In short: you can enjoy the same robust functionalities of a top tier, internally built backend, at a fraction of the cost and with minimal time-consuming development. 

Battle-tested and proven

Countless new game launches have been blighted by scaling issues.

It’s not uncommon for a hotly-anticipated new game to launch to a fanfare, only for everything to crash due to flaws in the game studio's in-house tech.

Metaplay's backend technology is trusted by top game developers like Metacore and Dodreams, supporting hundreds of millions of players.

Rest assured knowing that your tech foundations will be reliable and robust with the right BaaS provider. 

Stay lean and focused

Choosing a mobile backend-as-a-service that's purpose built for supporting top tier games saves you all the time, money, and hassle you'd otherwise spend building out your own tech.

This means you and your team can remain fully focused on doing what you do best - making a hit game.

In-house backend tech vs. backend-as-a-service: The verdict

Now we've considered the pros and cons of building your own game backend technology against the advantages and disadvantages or using external, ready-made game backend tech, where do we stand? What's the right approach for your next mobile game? 

Ultimately, the tech and tools you need depends on what kind of game you’re making.

If you’re going big, and aiming for the top of the charts, then you need the backend to match.

Using a backend-as-a-service provider that’s purpose-built for covering every step of live service game development is a surefire way to ship faster - and cheaper - than building your own backend.

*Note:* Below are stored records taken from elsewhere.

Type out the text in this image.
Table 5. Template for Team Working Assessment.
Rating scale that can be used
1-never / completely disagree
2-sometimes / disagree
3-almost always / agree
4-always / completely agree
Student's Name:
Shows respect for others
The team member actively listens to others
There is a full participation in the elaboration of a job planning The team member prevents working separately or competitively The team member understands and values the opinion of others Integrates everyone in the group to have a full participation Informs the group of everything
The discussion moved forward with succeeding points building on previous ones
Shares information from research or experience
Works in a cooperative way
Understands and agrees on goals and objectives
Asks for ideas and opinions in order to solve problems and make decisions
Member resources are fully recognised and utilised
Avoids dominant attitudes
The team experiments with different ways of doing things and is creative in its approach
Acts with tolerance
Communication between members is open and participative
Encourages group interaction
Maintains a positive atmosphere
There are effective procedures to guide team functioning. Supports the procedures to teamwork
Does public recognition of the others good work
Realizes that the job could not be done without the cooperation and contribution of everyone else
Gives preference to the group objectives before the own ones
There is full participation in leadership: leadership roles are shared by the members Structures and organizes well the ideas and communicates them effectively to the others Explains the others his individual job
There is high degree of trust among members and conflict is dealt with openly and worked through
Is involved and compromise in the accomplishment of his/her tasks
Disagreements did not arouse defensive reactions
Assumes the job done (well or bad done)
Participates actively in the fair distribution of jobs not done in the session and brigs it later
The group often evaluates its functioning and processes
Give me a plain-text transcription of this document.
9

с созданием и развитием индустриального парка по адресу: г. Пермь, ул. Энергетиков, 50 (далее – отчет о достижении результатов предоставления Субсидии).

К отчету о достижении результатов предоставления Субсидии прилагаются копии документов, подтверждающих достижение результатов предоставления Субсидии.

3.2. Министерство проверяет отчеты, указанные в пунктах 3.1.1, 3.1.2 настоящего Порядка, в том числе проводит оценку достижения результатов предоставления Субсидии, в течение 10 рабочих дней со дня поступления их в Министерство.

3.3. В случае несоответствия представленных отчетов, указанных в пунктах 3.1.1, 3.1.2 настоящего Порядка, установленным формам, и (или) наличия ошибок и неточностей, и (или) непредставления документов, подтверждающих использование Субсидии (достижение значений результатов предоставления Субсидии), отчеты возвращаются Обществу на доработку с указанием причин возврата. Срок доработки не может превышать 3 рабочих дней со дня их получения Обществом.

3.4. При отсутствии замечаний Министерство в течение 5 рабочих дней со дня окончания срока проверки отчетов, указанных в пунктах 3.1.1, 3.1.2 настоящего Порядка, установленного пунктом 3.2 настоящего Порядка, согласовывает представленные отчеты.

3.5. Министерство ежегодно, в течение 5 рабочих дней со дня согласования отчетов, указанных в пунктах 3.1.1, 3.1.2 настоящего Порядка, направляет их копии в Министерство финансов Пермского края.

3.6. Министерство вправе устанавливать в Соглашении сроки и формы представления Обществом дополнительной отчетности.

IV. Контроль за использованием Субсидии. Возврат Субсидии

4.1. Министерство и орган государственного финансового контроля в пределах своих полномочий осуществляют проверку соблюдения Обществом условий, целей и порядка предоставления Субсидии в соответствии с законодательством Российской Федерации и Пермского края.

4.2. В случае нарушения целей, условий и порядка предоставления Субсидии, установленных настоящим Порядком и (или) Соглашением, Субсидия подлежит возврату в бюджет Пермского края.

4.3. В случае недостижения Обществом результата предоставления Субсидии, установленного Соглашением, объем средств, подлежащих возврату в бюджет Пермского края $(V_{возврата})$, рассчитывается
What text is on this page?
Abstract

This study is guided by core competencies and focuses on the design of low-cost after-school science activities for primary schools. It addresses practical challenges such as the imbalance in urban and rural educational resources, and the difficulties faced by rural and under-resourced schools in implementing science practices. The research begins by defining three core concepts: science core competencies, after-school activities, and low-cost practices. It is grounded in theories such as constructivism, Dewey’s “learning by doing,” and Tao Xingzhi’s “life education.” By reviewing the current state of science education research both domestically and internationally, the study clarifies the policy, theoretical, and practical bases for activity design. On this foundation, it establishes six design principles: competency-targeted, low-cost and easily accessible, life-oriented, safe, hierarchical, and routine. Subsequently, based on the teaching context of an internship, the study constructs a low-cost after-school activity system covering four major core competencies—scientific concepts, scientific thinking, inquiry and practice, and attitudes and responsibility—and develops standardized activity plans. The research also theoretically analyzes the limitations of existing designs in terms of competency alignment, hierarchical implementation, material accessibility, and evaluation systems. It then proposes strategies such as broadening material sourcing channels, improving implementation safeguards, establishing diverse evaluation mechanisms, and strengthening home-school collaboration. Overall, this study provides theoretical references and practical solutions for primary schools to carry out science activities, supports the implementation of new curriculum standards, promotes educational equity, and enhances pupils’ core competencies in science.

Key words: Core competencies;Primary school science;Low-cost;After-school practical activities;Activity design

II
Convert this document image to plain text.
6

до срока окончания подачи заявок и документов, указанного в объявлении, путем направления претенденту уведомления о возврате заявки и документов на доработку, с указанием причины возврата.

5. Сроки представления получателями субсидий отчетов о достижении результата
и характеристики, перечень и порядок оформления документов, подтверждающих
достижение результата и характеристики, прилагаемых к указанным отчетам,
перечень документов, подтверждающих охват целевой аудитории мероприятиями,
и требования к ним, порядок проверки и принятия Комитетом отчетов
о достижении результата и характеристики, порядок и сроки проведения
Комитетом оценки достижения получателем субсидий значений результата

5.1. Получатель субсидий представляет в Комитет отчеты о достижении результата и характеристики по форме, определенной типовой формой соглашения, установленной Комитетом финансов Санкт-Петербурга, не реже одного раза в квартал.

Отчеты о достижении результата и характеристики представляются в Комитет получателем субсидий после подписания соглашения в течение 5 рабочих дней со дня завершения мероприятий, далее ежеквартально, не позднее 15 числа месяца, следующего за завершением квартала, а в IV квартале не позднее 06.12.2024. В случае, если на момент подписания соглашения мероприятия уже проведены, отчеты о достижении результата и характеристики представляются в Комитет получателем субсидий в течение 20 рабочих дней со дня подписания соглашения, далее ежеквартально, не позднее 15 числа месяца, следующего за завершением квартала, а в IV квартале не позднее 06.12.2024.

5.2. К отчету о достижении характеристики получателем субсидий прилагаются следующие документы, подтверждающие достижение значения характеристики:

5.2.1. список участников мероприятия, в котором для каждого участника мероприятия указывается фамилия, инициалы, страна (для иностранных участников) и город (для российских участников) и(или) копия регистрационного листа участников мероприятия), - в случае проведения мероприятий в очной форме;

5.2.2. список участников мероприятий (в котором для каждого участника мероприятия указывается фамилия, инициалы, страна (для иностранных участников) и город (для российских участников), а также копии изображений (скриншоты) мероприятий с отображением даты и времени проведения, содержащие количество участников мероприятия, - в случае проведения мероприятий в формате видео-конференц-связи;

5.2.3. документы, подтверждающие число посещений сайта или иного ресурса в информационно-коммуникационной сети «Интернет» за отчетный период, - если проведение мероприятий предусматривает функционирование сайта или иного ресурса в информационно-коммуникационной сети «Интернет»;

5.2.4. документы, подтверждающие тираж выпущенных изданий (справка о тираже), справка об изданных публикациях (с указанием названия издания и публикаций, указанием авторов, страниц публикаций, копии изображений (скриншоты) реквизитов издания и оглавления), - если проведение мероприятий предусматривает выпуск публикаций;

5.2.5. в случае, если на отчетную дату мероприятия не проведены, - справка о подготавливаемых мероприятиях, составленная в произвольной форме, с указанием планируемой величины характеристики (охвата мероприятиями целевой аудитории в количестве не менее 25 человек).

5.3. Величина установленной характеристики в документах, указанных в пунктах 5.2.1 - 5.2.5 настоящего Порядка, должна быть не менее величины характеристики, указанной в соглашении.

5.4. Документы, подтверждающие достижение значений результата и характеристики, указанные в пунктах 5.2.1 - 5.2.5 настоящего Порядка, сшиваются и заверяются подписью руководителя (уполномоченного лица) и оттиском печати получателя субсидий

But you need to be careful not to sacrifice four key elements of your game development capabilities: 

- Extensibility

- Flexibility

- Ownership

- Control

Compromising on these could make your life as a game developer much more difficult later on (even if it means quick wins in the short term).

So if you’re in the market for backend tech, be sure that it guarantees you the same freedom, flexibility, ownership, and control you’d get from an in-house backend.

One way to do this is by going for a backend like Metaplay, which ships with source code, deployed into your own cloud.

This gives you full control of the codebase (so you can adapt it to your game’s needs) and minimises vendor risk (to guarantee business continuity).

There are many more points to consider, especially when you’re aiming to top the charts, but this is a good place to start.

Most backend tech platforms allow you to sample their tools and tech before you make a decision.

Try experimenting with sample projects on different platforms to get a first-hand feel for what will not only fit your needs now, but also later.

Be sure to draw up a robust set of evaluation criteria that considers your plans for liveops, game updates, growth, and scaling, as well as pre-production and proof-of-concept.

That way, you can rest assured that you’ll never get caught out later on down the line.

And you’ll give your new mobile game the best chance of achieving the success it deserves.